Hot sheet: News coverage in a warming world

Hundreds of activists and organizers traveled to Ottawa last week to discuss the future of Canadian climate to counter climate change and climate injustice. Over four days, they converged to discuss advocacy strategies and the need to create a just and livable future. The event, PowerShift: Young and Rising, wrapped up on Monday, less than 24 hours before a different kind of group rolled into Ottawa for their own meeting on climate.

As anyone working in the downtown core of Ottawa knows, the United We Roll caravan arrived in town Tuesday morning to demonstrate their support for Canadian oil and gas extraction to the Hill. Mid-morning, their trucks began to jam up the streets in front of Parliament.

These two groups are diametrically opposed when it comes to their vision of Canada’s climate future: the former are advocates of bold action to cut greenhouse gas emissions and achieve lasting social and environmental justice, while the latter is campaigning for a backslide into Canada’s historical role as a fossil fuel producer and consumer.

But there are other differences separating them—one more troubling than others. While both groups convened similar numbers of people, nearly a thousand news stories had already been published about the caravan before it even reached Ottawa. PowerShift, on the other hand, went almost completely unnoticed by the mainstream media.

Ignoring progressive activism isn’t unusual for Canadian journalism, but it illustrates a pervasive problem facing Canadian efforts to combat climate change. During the Northern Gateway pipeline hearings, my colleague Robert Neubauer and I found that voices opposing the project  were often positioned as fringe, uninformed, and emotional while pro-pipeline voices were positioned as earnest and rational. The intentions and funding of pipeline opponents were held up to scrutiny—this was the heyday of Joe Oliver’s infamous “foreign funded radicals” claim—while oil and gas advocates were mostly given a free pass despite clear ties to the oil industry.

Given that we only have twelve years left to address the most catastrophic consequences of climate change, it seems unthinkable that the mainstream media would devote so much coverage—and lend so much credibility—to a group demanding the indefinite, state-supported expansion of the tar sands. Yet that is exactly what we have witnessed this week.

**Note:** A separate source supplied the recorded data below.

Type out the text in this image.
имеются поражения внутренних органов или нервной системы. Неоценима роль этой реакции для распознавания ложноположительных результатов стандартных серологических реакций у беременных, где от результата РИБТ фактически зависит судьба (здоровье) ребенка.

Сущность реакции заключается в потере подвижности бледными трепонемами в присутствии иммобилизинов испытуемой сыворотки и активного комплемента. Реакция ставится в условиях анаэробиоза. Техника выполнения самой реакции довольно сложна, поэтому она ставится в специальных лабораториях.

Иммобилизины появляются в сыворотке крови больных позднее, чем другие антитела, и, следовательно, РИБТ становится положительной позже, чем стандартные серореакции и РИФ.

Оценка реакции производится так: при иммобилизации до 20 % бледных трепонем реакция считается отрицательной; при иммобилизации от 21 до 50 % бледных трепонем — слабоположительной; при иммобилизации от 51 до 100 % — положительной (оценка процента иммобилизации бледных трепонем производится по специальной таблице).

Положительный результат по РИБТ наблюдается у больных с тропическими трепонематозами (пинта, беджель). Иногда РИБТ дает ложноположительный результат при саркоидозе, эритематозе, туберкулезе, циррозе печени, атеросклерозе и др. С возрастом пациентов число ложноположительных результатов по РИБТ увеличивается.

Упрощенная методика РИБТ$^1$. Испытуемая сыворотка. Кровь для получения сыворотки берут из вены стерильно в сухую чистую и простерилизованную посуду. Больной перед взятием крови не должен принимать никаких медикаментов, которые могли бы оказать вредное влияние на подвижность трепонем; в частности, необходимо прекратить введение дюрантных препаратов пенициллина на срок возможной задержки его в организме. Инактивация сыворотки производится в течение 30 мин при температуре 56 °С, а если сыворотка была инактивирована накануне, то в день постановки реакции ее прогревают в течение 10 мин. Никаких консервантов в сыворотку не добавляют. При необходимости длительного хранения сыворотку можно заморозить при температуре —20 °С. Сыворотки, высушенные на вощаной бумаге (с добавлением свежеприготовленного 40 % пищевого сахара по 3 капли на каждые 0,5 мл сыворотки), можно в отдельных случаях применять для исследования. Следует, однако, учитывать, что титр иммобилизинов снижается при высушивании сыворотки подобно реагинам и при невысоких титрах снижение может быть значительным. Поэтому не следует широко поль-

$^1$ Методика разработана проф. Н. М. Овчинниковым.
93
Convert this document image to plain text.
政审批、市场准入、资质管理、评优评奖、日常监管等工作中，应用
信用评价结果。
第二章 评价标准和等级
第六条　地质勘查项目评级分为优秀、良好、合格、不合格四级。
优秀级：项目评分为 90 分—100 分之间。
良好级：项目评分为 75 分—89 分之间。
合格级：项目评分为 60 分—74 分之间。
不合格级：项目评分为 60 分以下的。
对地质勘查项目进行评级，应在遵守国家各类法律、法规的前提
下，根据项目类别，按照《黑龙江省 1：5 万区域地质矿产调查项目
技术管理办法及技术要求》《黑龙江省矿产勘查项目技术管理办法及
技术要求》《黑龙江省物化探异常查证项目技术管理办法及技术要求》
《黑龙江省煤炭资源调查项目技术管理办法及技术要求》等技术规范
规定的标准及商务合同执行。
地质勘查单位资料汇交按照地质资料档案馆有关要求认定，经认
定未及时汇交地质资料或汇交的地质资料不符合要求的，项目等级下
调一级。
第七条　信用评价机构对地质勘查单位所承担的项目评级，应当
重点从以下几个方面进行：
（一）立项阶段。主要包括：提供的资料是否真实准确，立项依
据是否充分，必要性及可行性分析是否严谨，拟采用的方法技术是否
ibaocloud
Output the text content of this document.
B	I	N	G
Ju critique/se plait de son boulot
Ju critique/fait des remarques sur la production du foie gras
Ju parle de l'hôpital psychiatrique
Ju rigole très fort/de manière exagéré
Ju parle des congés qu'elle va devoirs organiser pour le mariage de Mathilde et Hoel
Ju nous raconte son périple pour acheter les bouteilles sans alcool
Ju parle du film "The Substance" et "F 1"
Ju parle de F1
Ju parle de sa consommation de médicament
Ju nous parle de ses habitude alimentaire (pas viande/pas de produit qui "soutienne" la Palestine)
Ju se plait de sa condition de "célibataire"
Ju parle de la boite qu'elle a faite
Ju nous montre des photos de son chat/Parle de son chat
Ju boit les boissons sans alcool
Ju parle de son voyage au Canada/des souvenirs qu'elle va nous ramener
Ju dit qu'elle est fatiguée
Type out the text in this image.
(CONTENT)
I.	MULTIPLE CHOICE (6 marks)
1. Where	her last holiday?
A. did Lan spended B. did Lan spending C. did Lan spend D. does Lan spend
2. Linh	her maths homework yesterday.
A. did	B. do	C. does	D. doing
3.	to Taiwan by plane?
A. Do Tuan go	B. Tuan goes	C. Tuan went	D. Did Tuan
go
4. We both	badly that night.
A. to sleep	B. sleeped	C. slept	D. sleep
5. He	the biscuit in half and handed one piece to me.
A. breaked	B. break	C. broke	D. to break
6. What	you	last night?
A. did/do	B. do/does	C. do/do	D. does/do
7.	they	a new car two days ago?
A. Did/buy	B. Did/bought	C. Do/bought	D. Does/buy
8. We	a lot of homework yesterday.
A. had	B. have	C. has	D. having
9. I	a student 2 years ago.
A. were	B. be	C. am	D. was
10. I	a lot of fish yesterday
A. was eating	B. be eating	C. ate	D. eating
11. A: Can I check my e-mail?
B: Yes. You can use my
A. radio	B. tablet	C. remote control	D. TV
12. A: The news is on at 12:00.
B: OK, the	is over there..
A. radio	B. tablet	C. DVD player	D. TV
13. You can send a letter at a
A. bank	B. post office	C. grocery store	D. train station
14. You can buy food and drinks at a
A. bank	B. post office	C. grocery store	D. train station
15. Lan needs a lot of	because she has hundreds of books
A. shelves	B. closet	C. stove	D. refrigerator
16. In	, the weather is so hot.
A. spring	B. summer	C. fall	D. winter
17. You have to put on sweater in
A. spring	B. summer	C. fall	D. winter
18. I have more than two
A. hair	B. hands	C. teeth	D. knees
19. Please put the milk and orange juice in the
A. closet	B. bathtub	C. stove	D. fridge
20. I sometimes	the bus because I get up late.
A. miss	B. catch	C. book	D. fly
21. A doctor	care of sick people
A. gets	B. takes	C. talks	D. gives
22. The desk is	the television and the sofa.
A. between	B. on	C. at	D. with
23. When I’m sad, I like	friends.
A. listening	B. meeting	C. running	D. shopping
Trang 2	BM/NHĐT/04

The critical role of media in climate action

A critical driver of Canada achieving a carbon neutral future is media reform. As Robert Hackett wrote for the Monitor, the way the mainstream Canadian news media currently writes about climate issues is a major barrier to climate action. The majority of coverage creates a “hope hole” for readers, which “may be helping to breed apathy, cynicism and pessimism.” Across the country, mainstream news outlets report on climate issues as mired in controversy, stunted by a lack of political leadership, and impossible to navigate. Every time our news outlets discuss and dismiss  resistance to climate action, they reinforce a status quo that brings us closer to environmental and economic ruin.

Years ago, media scholar Robert McChesney quipped that “whatever your first issue of concern, media [reform] had better be your second, because without change in the media, progress in your primary area is far less likely.” As I stood in front of Parliament yesterday, watching camera crews film caravan participants, this quote rang in my ears. For Canada to get serious about climate action—which it has so dramatically and repeatedly failed to do thus far—the media must play a pivotal role.

So what would climate justice look like applied to our news media landscape? Hackett identifies key actions that our news media ought to undertake to correct its coverage:

  • reporting that offers “reflexive and critical monitoring of climate policies and impacts”
  • greater attention to how climate change is already impacting vulnerable populations worldwide
  • creating content that assesses linkages between policies like trade agreements and Canada’s climate targets
  • and, perhaps most importantly, coverage that “posits climate crisis as an ethical question, not just another political controversy.”

Accountability is one of the central tenets identified in the Canadian Association of Journalists’ Ethics Guidelines. It is well past time for Canada’s news organizations to consider what it means to be accountable for how they shape public discourses about climate change.

Canada’s news media aren’t to blame for the pro-oil caravan that clogged Wellington Street, but how journalists, producers and editors choose to report on it is entirely their responsibility. Their reporting on this and other issues of climate policy will shape our collective response to  the extraordinary challenges that await us. We can’t succeed without them.


Katie Raso is the Digital Communications Officer for the CCPA’s National office. She is a former organizer with Media Democracy Days.